United Colors of Benetton vs. The Ghost Bike

Everybody would agree that the bicycle has traveled all the way from being either sports tool or poor person's transportation to becoming a lifestyle, if not even a fashion accessory. And it is interesting to watch and find collateral damage happening on the way.
Last week I surfed the page of Curitiba Cycle Chic, an excellent source on fashion-related bicycle news and stories. There I found some images of Benetton's spring 2012 campaign featuring young, beautiful (and a bit meager) people colorfully dressed in Benetton's colorful collection riding bikes, of course. Yet, after a second or so I sensed my bewilderment with this scene. Well, those bikes are nice and painted white, entirely, so the colors come out better. Wait, didn't I see white bikes before somewhere?
Benetton spring campaign 2012. Image copyright and source: United Colors of Benetton.

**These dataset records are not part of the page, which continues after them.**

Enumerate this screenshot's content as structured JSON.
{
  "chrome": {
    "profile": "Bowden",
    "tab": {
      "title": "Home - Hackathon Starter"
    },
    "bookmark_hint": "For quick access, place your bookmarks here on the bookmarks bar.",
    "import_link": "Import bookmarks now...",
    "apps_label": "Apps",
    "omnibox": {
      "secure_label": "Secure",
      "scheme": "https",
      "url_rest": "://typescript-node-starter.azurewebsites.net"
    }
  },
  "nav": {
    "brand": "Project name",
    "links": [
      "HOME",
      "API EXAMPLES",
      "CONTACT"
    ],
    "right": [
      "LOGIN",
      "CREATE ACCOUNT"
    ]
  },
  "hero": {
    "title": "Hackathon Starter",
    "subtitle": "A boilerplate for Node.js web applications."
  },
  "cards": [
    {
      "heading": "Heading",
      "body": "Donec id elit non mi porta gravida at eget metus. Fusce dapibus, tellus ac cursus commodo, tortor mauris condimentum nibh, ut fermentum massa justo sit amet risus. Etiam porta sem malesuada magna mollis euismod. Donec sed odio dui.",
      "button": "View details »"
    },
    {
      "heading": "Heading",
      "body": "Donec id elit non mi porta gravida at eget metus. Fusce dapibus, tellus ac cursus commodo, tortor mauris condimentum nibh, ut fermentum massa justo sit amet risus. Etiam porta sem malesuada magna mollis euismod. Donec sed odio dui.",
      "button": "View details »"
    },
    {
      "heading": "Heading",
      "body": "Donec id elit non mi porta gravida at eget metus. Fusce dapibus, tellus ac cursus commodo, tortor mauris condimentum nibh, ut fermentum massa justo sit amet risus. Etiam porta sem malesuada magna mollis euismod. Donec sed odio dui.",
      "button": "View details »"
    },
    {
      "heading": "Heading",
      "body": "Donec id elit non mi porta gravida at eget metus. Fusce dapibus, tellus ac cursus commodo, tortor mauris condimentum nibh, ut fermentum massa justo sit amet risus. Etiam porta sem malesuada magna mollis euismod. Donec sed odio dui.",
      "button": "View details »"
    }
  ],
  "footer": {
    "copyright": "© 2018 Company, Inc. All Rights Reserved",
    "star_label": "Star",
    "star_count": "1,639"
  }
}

Well, yes, the ghost bikes, installed worldwide to commemorate cyclists who died in traffic, are also white. To me only two explanations appear as logic: (I) The art director (team) of this campaign has no real clue about bicycle culture and uses bicycles because they are hip; (II) The art director (team) of this campaign doesn't give a s*** about bicycle culture on the ground, knows about the ghost bikes and nevertheless uses white bicycles in the shooting for aesthetic purposes. I tend to believe in the first explanation.

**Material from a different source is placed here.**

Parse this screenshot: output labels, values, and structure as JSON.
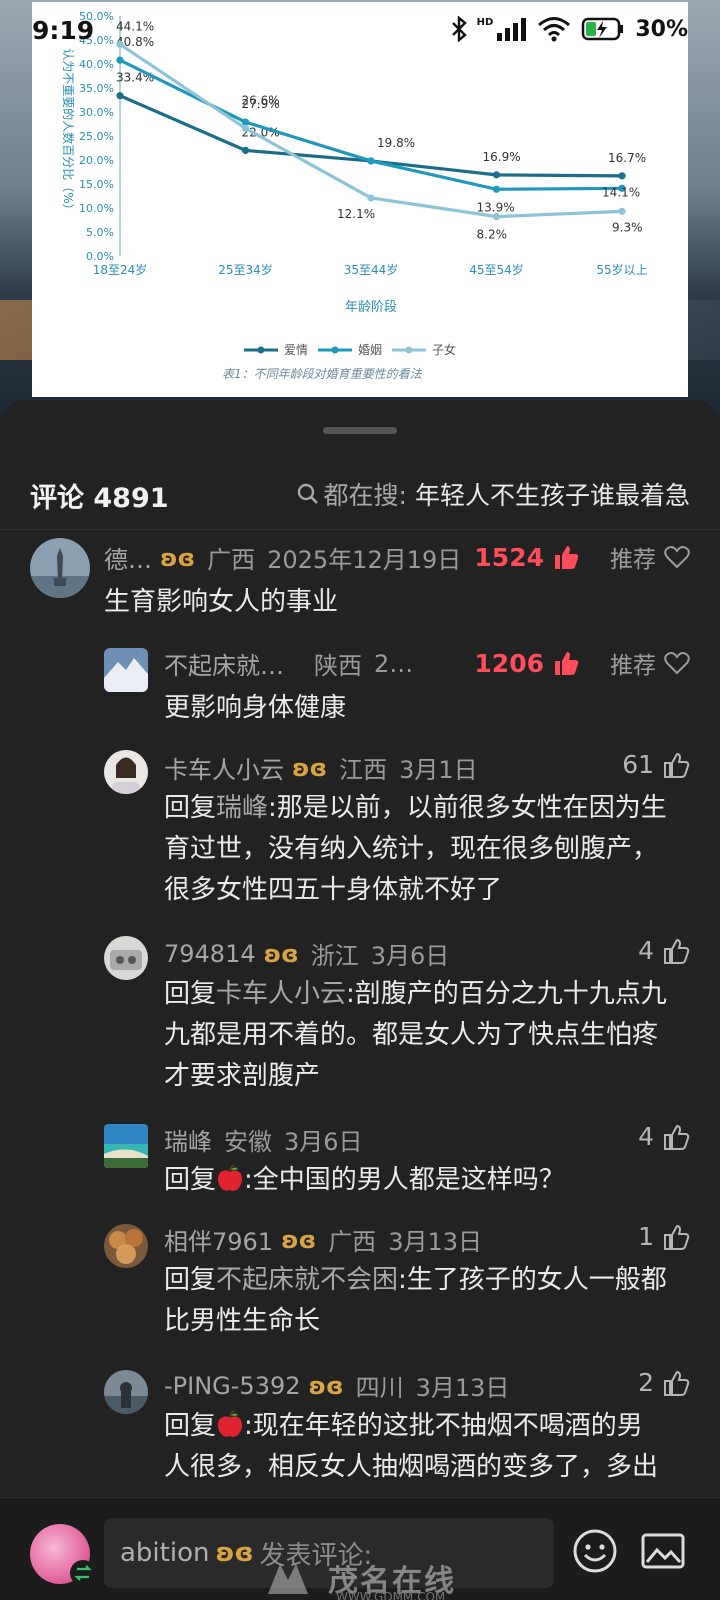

Interestingly enough the white bikes give the models something ghost-like. They seem flying atop the ground on heavenly, almost invisible vehicles.  
Ghost bike in NYC, Brooklyn.
Nevertheless it is interesting to see that everyday urban culture and  commercialized fashion culture can be so far removed from each other. With a small hint for Benetton, I would add that such dis-respect for everyday urban culture - especially related to the ghost bikes which are a symbol of true grief for real (dead) people, and in that sense memorials - can also backfire and create a negative image for the brand. This was the case when DKNY was using orange bikes locked to NYC light poles in a rather self-embarrassing guerrilla marketing campaign. Attenzione Luciano, the blogosphere is already picking up on Bentton's ghost bike blooper. ..... 

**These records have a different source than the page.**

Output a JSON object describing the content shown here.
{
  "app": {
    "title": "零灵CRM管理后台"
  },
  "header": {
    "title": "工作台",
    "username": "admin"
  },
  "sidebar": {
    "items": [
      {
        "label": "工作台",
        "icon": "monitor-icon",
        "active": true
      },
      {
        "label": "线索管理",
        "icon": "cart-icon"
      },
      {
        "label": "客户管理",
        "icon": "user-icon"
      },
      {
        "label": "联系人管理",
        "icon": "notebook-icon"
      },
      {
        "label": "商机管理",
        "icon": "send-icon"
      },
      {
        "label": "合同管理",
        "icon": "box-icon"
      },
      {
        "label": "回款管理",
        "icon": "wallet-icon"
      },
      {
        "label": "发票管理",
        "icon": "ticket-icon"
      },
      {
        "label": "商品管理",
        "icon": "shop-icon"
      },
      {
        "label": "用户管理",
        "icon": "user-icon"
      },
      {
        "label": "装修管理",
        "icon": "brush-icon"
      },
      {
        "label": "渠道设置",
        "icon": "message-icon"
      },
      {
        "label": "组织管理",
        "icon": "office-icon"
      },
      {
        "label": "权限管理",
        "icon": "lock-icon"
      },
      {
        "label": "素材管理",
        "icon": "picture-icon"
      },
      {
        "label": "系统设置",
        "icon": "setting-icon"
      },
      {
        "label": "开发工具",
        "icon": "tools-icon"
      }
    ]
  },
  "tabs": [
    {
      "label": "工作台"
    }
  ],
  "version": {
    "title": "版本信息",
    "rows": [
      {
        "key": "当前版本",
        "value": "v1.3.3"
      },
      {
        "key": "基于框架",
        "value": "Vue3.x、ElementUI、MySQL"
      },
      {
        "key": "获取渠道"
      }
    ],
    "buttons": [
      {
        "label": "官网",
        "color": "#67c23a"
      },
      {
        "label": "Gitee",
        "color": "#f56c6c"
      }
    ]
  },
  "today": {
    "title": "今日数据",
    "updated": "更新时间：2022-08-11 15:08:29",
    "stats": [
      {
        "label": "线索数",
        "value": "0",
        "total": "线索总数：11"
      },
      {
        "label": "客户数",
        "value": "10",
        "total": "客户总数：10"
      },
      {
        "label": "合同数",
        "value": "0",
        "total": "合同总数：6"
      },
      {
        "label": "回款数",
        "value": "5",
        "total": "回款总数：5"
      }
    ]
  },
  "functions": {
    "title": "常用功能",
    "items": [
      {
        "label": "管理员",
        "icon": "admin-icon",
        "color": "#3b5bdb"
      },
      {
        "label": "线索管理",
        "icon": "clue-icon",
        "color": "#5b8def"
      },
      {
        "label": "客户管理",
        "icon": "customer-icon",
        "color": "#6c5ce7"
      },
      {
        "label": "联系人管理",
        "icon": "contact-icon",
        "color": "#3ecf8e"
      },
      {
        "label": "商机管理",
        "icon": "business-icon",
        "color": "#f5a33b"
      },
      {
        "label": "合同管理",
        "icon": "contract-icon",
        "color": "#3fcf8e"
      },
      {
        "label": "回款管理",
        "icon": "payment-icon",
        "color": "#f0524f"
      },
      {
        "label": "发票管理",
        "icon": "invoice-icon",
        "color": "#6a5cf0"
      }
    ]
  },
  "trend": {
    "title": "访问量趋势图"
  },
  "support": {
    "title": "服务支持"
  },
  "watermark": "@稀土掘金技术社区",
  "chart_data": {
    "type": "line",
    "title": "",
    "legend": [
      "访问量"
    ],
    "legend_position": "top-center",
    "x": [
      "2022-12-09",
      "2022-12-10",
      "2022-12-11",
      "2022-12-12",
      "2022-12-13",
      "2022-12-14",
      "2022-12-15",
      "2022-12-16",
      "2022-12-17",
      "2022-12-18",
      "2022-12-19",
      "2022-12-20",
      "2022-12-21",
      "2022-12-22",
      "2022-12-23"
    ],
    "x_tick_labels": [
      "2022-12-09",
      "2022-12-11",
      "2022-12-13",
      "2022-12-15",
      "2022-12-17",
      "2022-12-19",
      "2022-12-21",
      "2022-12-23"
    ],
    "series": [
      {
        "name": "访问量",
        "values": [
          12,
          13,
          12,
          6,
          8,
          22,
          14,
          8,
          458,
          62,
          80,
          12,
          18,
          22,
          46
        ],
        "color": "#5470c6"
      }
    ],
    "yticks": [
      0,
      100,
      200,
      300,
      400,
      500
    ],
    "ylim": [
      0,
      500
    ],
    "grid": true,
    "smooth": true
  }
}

Benetton spring campaign 2012. Image copyright and source: United Colors of Benetton.
Ghost bike in NYC, Manhattan.

So please, dear fashion community, stay more closely interlinked with the communities you're feeding off in terms of inspiration and ideas (or at least hire somebody who does so). Addressing Benetton: please show some respect for the ghost bikes memorials worldwide. For stories about the people for whom the ghost bikes were placed as memorials, please refer to ghostbikes.org.